Yakın zamana kadar Çin'in ekonomik kalkınması; yatırım stratejisi ve GSYİH büyüklüğü açısından değerlendirildi. Bugün, insani gelişme gibi yeni gelişim alanlarına değinmek pek mantıklı değil. Çin, hâlen daha kaliteli bir ekonomi ile kendi tüketimini ve emek ücretlerini aşan GSYİH'sine katkıda bulunmak için iç yatırım çekmeye ihtiyaç duyuyor. Küresel liderlerden biri olma tutkusu özellikle gelişmekte olan ülkeler için, fırsatlar ve rekabetlerde karşılıklı etkileşim yaratmaktadır.

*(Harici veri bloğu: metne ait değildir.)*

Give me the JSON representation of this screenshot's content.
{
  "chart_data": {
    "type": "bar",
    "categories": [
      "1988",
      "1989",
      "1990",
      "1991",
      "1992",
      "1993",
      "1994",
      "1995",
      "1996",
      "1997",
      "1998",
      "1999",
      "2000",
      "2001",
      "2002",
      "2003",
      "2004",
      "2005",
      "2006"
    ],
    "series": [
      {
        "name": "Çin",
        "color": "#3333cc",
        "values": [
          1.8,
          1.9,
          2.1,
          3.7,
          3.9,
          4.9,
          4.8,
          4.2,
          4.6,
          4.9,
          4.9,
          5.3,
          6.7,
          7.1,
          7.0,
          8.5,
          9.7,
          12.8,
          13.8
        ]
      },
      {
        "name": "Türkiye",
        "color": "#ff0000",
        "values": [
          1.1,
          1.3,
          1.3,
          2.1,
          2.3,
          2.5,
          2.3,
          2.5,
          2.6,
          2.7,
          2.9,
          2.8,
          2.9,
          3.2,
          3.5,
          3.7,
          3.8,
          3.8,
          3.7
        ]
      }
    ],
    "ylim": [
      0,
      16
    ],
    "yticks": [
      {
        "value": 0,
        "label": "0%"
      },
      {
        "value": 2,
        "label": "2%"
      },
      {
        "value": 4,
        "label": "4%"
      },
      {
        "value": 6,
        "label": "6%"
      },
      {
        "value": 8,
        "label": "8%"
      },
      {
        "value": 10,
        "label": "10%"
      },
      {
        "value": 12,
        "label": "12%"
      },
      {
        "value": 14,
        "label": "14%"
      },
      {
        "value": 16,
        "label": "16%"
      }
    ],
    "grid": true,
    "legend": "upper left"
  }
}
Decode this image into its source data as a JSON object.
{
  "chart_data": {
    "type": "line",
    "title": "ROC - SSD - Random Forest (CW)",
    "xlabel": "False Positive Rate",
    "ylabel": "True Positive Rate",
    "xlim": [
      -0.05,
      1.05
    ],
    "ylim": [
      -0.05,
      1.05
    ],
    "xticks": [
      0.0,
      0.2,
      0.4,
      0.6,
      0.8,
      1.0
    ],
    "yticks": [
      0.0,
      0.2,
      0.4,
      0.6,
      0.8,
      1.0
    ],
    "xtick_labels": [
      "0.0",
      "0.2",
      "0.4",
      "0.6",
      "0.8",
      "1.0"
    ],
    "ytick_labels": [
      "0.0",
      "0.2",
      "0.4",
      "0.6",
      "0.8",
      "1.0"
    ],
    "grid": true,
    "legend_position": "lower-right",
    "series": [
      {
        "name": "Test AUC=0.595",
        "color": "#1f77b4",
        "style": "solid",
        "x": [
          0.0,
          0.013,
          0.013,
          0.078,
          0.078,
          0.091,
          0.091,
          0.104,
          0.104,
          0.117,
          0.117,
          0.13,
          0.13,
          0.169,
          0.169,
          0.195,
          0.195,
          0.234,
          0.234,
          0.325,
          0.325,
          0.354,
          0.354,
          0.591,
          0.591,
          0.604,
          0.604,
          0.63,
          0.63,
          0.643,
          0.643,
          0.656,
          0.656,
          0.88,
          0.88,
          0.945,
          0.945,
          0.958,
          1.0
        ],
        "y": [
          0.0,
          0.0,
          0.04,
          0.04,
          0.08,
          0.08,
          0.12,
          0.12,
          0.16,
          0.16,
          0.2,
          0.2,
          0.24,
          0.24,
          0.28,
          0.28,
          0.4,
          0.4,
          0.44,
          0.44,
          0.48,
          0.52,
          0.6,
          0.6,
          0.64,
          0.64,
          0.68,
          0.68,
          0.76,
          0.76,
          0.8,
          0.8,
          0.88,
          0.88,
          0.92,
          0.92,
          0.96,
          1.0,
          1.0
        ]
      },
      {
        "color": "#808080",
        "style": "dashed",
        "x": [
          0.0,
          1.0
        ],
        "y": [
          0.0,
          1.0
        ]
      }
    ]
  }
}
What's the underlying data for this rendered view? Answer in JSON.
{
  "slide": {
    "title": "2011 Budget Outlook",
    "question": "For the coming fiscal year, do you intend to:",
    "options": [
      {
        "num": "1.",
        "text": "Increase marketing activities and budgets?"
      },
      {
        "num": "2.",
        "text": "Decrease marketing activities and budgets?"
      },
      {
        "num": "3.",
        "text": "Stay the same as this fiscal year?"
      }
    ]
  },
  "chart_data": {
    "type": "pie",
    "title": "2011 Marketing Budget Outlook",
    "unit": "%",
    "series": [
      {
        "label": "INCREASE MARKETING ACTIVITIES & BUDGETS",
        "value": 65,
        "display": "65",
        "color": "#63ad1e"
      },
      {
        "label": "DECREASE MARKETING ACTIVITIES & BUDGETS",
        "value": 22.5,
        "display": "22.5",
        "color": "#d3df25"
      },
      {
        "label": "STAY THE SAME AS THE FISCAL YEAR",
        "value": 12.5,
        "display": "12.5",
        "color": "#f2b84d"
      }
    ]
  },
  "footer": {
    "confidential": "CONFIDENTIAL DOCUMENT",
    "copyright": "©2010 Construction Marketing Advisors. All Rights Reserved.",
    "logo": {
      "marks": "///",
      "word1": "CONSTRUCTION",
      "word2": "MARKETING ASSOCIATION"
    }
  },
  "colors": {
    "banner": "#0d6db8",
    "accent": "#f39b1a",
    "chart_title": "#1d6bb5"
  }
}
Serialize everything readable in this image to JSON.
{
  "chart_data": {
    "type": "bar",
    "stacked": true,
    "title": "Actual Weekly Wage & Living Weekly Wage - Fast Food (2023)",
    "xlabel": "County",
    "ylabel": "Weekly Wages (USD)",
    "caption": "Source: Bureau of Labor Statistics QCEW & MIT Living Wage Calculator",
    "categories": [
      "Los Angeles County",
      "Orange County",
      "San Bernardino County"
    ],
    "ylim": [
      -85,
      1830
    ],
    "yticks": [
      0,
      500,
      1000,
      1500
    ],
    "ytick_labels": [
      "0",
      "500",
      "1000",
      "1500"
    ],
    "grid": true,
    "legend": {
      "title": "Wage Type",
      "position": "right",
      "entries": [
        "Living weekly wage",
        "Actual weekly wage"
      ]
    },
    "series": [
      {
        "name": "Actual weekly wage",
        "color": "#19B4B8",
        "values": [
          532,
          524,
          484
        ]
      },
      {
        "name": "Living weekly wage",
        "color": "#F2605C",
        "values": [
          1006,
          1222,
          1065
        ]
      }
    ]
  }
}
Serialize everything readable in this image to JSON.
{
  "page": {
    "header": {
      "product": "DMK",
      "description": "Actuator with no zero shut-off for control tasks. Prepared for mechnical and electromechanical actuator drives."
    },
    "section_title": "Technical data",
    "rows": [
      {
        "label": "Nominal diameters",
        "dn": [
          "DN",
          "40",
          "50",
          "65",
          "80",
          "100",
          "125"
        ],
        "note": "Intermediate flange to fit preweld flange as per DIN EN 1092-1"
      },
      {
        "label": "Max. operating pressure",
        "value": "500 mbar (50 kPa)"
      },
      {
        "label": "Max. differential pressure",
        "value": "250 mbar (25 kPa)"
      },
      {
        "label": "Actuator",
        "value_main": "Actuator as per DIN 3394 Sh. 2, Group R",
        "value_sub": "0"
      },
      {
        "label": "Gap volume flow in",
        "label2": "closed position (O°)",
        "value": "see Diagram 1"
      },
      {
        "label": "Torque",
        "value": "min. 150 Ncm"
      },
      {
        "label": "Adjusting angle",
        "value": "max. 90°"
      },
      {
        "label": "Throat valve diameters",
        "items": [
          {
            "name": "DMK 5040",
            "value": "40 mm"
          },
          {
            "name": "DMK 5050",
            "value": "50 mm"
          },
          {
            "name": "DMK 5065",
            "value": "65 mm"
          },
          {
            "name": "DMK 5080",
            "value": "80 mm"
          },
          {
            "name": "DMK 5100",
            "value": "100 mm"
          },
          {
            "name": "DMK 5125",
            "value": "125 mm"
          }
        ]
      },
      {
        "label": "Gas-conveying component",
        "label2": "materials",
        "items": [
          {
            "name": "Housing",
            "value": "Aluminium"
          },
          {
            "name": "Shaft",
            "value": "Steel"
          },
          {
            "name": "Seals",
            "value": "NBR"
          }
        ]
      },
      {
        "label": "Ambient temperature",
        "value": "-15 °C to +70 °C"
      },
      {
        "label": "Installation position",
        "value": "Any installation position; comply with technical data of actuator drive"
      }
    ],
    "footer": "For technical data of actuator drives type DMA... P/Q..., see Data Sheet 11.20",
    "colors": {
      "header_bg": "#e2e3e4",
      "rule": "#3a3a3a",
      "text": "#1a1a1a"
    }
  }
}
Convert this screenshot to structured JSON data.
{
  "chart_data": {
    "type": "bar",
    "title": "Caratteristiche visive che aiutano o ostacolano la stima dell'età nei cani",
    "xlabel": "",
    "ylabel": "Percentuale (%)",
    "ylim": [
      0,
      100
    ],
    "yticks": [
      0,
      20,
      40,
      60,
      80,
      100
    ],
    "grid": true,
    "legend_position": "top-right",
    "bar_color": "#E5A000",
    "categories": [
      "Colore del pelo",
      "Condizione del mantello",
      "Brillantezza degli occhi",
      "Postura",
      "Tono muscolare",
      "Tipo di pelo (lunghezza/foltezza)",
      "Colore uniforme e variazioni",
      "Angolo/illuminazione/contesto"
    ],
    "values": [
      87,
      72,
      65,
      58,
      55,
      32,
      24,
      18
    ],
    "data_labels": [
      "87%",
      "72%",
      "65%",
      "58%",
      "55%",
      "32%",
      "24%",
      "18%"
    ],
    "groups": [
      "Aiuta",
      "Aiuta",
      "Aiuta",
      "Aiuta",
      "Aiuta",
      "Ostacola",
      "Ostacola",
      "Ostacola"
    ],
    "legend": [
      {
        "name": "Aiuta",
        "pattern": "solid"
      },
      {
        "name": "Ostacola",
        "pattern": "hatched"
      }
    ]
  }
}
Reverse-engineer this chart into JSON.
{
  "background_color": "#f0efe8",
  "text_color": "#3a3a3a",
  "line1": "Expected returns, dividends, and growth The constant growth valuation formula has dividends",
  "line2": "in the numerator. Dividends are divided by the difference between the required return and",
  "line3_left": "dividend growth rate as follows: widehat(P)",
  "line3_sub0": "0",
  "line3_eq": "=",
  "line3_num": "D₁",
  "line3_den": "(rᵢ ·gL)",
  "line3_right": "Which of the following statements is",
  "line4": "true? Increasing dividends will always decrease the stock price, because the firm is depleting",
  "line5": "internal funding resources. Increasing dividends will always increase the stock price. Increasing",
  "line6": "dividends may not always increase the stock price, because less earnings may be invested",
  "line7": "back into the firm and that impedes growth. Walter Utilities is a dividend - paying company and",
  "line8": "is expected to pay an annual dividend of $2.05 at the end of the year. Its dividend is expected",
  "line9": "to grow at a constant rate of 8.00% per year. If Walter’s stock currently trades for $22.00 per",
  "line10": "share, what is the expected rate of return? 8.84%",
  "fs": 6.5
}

Şu anda Çin'in katkısı küreselden daha çok bölgeseldir. Altyapı çalışmalarına yatırım, sorgulanabilir bir gelişim yoludur. Çin, özellikle yurtdışından gelen enerji üzerine yoğun bağımlılığı nedeniyle er ya da geç yeni bir tedarik zincirine katılmak zorunda kalacaktır. Diğer taraftan siyaset yapıcılar için bir çıkmaz yol yaratan işsizlik problemi için atılım gerekmektedir. Çin, Kuşak ve Yol inisiyatifi ile önceliklerini siyasi işbirliği, altyapı projeleri ile bağlanma, finansal entegrasyon, yeni ticaret bağlantıları, insan mübadelesi, teknoloji ve ar-ge çalışmaları olarak deklare etmiştir. Bu bağlamda, küresel çaplı kuruluşlar kadar bölgesel anlamda da ne ifade ettiğinin anlaşılması için fırsatlar ve rekabetler analiz edilmelidir. Yatırım trendleri çok taraflı olmaktan ziyade iki taraflı olduğundan, ortak karşılıklılık stratejileri, evrensel değerlerde modern yönetim çerçevesi ve uluslararası iş prensipleri ile ilgilenmek amaç olarak görülebilir.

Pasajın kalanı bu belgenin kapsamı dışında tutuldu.